The best and fastest way to get from A to B by car can be the worst way to get there on a bicycle, Cycling Action Network instructor Julian Hulls says.

He advised cyclists to choose routes with fewer and slower vehicles - parks, cycleways, dead end streets with walkways rather than busy main roads.

He and fellow instructor Will Andrews were in Whanganui on Monday to give a Share the Road workshop for 12 cyclists. The cyclists were contacted through the networks of Lyneke Onderwater and Norman Gruebsch, and between them had 390 years' biking experience.

The workshop started from a room at the Splash Centre, then took the cyclists in a loop around the central city, with stops to talk on the way.


Its special focus was cyclist safety around heavy vehicles like trucks and buses. The cyclists heard about avoiding a truck's blind spots.

"Once they understand that they will know they shouldn't try to squeeze past heavy vehicles waiting at lights. It's better to wait behind them, because you get more warning if they move backwards."

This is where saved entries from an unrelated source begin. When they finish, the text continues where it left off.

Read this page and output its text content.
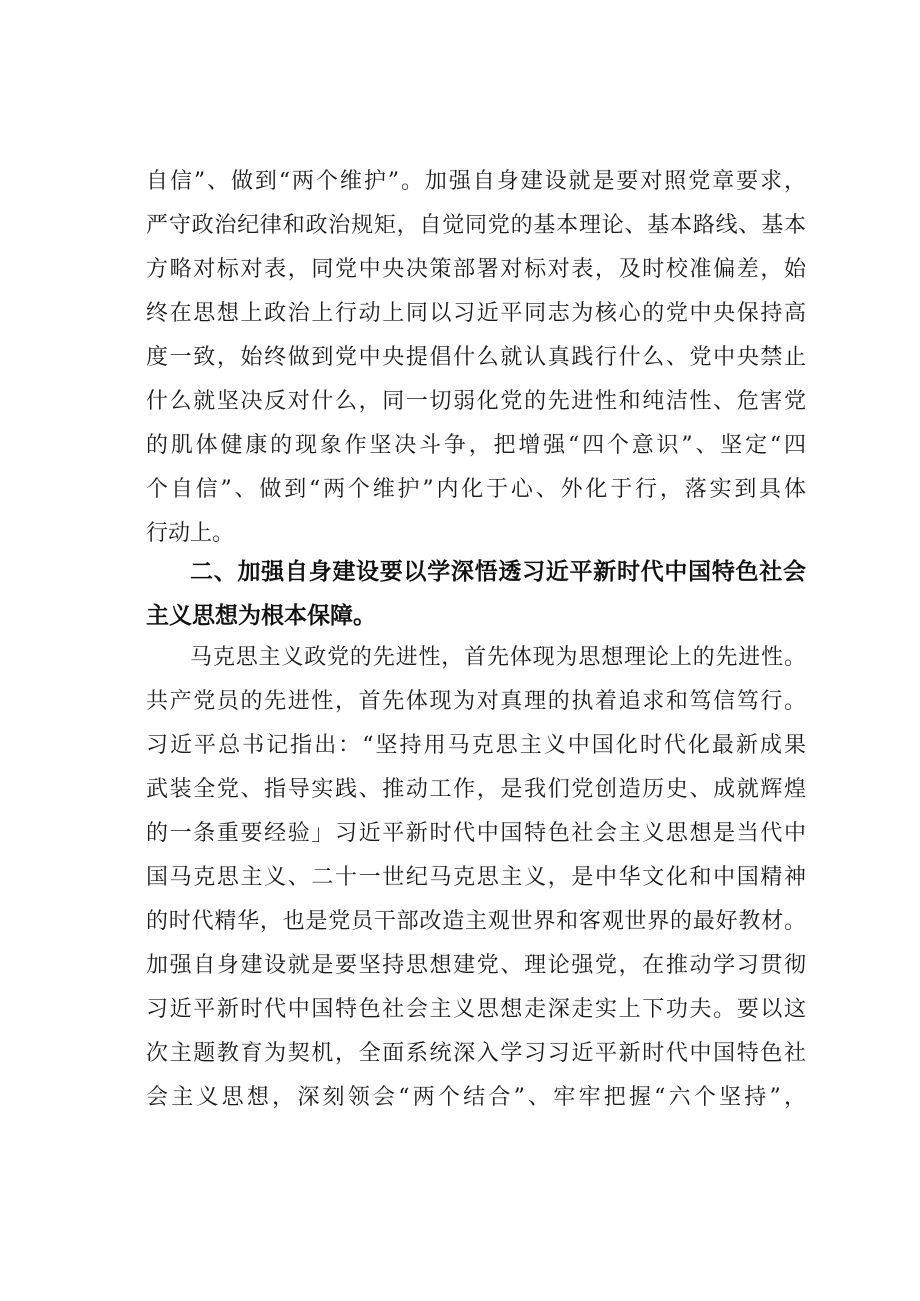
自信”、做到“两个维护”。加强自身建设就是要对照党章要求，
严守政治纪律和政治规矩，自觉同党的基本理论、基本路线、基本
方略对标对表，同党中央决策部署对标对表，及时校准偏差，始
终在思想上政治上行动上同以习近平同志为核心的党中央保持高
度一致，始终做到党中央提倡什么就认真践行什么、党中央禁止
什么就坚决反对什么，同一切弱化党的先进性和纯洁性、危害党
的肌体健康的现象作坚决斗争，把增强“四个意识”、坚定“四
个自信”、做到“两个维护”内化于心、外化于行，落实到具体
行动上。
二、加强自身建设要以学深悟透习近平新时代中国特色社会
主义思想为根本保障。
马克思主义政党的先进性，首先体现为思想理论上的先进性。
共产党员的先进性，首先体现为对真理的执着追求和笃信笃行。
习近平总书记指出：“坚持用马克思主义中国化时代化最新成果
武装全党、指导实践、推动工作，是我们党创造历史、成就辉煌
的一条重要经验」习近平新时代中国特色社会主义思想是当代中
国马克思主义、二十一世纪马克思主义，是中华文化和中国精神
的时代精华，也是党员干部改造主观世界和客观世界的最好教材。
加强自身建设就是要坚持思想建党、理论强党，在推动学习贯彻
习近平新时代中国特色社会主义思想走深走实上下功夫。要以这
次主题教育为契机，全面系统深入学习习近平新时代中国特色社
会主义思想，深刻领会“两个结合”、牢牢把握“六个坚持”，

If cyclists really have to squeeze past a truck at the lights, it's better to do it on the right hand side, Mr Hulls said. The left hand side has a big blind spot.

Cyclists also learned how to control their bikes using gears and brakes, and were told to make themselves visible, make sure they see drivers and make sure drivers know what they are going to do.

The workshop was funded by the New Zealand Transport Agency. More can be held if they are requested.

Heavy vehicle drivers get parallel education about cyclist safety as part of their on-the-job training, Mr Hulls said.